Manço şehir develerinden başka bir de şehir ayıları için şarkı yazmıştır. Ayı şarkısının derdi sözlerinden az-çok anlaşılır. Bu da yoruma açıktır ama klipte de mahkeme sahnesi görünüyor. Sorumlu bir baba çocuklarını hayvanları tanısınlar diye hayvanat bahçesine götürmüştür. Çocuklara (tane tane) "ayı" dedirten baba acaba çevrede gördüğü insancıl ayılara mı mesaj gönderiyor? Mahkemenin sonunda kavga çıktığına göre öyle olmalı. Manço eski İstanbul yaşamına özlemini bazı şarkılarda işler. Bazen ayılara gönderme yapar, bazen Sakız Hanım'la Mahur Bey'e. "Hemşerim memleket nire?" sorusuna, "Dedim ya yahu bu dünya benim memleket!" diyor. "Hayır anlamadın hemşerim ESAS memleket nire?" diye sorarlar, gene aynı cevabı verir. "Tövbe tövbe!"
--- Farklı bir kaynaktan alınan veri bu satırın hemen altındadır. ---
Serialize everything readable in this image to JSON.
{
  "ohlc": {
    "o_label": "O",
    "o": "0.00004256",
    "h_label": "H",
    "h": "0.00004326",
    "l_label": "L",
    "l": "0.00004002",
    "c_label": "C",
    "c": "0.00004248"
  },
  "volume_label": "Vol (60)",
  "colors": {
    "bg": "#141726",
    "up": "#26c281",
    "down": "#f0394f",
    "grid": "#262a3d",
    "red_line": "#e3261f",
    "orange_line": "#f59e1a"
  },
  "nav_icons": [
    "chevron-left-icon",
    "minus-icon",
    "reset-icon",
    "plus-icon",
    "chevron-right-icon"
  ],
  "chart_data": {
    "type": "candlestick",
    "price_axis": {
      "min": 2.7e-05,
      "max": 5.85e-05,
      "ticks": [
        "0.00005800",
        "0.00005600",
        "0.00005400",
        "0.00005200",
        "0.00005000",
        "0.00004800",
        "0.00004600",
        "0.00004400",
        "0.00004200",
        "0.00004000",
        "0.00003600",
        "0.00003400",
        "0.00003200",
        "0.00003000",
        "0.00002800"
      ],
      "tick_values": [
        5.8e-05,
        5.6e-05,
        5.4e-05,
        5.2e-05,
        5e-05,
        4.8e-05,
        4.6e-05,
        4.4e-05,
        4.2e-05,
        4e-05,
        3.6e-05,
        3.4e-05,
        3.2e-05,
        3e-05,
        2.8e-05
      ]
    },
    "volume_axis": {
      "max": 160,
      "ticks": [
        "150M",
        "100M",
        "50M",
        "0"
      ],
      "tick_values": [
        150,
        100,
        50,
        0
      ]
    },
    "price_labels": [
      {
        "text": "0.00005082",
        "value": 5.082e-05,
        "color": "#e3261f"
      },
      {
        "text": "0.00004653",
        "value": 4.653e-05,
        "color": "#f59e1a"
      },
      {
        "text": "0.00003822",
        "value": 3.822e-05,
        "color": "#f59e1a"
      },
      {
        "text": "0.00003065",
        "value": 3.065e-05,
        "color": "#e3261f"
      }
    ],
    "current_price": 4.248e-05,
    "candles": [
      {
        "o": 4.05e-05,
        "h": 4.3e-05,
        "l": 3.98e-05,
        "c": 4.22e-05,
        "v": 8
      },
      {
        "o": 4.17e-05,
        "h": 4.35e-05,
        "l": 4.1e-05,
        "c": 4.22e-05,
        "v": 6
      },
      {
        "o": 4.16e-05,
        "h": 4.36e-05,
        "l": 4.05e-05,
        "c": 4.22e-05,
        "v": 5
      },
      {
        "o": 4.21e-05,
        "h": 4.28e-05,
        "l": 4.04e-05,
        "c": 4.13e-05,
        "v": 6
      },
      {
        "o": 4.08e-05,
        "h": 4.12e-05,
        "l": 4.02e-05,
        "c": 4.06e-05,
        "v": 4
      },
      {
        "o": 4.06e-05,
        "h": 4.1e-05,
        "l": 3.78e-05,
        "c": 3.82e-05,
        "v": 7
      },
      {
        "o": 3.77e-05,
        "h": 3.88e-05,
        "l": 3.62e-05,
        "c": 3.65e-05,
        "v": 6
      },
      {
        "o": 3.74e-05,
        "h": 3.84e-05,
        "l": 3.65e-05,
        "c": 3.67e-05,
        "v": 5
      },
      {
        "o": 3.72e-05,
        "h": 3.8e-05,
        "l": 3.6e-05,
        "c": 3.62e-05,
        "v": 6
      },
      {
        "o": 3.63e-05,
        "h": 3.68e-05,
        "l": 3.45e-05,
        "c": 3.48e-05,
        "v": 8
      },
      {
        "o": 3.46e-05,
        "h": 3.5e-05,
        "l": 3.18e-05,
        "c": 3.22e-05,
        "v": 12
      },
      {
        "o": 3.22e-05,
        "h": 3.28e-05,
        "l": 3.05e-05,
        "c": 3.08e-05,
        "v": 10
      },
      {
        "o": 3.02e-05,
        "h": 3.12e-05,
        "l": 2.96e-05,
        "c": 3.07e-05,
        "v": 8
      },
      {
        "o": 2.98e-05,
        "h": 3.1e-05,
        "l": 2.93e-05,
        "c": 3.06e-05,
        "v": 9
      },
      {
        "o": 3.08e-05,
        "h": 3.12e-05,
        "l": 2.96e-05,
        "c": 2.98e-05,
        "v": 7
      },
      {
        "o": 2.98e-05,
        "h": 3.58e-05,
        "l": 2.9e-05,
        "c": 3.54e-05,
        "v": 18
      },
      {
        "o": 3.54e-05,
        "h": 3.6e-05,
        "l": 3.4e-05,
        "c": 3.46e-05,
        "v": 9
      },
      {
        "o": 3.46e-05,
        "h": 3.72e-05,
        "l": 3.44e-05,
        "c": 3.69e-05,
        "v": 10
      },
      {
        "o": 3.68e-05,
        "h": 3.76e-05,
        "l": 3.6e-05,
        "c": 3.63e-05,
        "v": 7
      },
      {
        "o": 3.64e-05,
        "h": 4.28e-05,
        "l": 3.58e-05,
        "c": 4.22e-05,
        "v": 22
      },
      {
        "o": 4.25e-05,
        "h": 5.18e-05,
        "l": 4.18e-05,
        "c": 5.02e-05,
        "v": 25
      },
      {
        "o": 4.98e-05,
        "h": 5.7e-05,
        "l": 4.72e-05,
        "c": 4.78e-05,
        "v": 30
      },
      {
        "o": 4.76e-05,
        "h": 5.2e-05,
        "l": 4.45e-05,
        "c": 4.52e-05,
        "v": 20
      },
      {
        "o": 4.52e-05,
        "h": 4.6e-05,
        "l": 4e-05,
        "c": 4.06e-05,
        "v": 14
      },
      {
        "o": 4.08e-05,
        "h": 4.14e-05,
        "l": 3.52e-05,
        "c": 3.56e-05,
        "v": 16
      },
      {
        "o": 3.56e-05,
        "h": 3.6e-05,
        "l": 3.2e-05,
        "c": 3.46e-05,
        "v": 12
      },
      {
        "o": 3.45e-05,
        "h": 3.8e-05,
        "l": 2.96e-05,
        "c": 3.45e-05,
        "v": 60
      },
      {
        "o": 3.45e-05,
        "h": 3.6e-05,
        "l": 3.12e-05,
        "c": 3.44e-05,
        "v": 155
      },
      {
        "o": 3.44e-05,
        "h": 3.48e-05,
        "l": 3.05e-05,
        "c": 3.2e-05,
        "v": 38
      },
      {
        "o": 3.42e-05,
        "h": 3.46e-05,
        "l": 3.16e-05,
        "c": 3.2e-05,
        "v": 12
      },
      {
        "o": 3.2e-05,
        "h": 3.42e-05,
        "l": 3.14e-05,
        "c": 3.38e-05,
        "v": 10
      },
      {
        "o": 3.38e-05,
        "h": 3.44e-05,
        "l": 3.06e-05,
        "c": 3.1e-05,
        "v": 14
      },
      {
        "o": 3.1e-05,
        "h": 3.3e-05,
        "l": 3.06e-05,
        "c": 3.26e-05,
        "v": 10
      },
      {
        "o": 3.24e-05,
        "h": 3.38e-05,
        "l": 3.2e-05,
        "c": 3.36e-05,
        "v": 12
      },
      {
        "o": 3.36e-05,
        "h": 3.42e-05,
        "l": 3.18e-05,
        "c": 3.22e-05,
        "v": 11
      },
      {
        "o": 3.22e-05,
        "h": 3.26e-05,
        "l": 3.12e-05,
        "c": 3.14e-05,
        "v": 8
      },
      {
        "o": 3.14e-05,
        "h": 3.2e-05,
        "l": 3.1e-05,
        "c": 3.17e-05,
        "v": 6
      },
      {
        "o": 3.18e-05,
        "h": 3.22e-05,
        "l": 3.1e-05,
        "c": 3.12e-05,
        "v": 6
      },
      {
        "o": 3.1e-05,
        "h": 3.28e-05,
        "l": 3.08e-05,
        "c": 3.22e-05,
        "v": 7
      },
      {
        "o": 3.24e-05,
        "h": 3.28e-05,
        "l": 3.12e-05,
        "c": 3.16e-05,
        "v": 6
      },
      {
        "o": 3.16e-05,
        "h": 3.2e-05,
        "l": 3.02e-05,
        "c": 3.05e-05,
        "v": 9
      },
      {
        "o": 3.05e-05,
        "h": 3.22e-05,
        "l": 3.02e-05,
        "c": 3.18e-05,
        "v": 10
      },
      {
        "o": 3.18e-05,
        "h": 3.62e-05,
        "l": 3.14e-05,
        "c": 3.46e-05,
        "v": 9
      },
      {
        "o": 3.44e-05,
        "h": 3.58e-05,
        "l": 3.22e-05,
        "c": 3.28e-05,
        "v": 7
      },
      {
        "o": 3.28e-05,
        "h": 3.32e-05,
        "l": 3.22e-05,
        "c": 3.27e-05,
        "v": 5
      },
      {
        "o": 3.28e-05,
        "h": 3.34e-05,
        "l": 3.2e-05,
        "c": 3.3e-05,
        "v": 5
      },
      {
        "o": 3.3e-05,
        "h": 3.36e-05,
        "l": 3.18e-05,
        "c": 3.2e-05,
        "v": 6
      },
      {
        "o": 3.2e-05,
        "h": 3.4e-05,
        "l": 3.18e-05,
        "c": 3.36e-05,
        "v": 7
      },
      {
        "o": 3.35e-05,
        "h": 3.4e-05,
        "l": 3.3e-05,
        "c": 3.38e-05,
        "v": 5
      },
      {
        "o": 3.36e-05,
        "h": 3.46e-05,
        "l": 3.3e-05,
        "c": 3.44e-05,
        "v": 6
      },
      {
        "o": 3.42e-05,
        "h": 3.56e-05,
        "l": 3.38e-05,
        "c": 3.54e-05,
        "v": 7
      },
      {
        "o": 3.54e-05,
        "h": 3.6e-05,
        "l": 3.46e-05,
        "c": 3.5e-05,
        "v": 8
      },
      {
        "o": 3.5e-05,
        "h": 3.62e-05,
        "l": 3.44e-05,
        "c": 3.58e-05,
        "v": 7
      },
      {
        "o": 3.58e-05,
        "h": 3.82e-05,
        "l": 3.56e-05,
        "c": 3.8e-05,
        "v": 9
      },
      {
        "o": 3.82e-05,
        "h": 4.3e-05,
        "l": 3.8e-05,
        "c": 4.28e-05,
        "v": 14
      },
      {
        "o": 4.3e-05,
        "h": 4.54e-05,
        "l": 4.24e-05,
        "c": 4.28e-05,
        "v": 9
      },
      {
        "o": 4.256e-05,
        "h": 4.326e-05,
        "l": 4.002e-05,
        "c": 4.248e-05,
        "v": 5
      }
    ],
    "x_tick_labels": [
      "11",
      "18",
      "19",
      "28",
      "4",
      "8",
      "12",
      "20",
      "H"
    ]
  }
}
Lambaya Püf De şarkısında ve onun Tavuklara Kışt De adlı enstrümantal yorumunda çok güzel bir komik-erotizm duygusu verilir. TRT sansürü sağolsun. Gerçi TRT bu enstrümantal yorumu da sansürlemiş. "Beh beh beh" gibi ünlemler yoruma çok güzel bir hava verir. Kalk Gidelim Küheylan şarkısında da "breh breh" gibi ünlemlerle şarkıya çok belirgin bir işaret konuyor. Düriye, Arkadaşım Eşşek, Adem Oğlu Kızgın Fırın Havva Kızı Mercimek veya Süper Babaanne gibi şarkılarında da espriler ve bazen tekrarlamalı hece vurguları kullanılmıştır. Kazma veya Zehra gibi şarkılarında biraz öğreticilik ağır bassa bile gene esprili anlatım çocukları da kendine çekmiştir.
Velhasıl Barış Manço paragözlere, kraldan çok kralcı kesilenlere, Abdurrahman Çelebi'lere, çöreklenenlere, "ya nasip ya kısmet" nedir bilmeyen yeni İstanbullular'a veya boş yere işi yokuşa sürüp sevenleri ayıran dayı emmilere (ve ayı emmilere), yani herkesin gayet iyi bildiği bu Sarı Çizmeli Mehmet Ağa'lara da çok laf söylemiştir. Gönül tellerimizi tıngırdatanlar kadar bangırdatanlar da bu şarkılarda yer bulmuştur.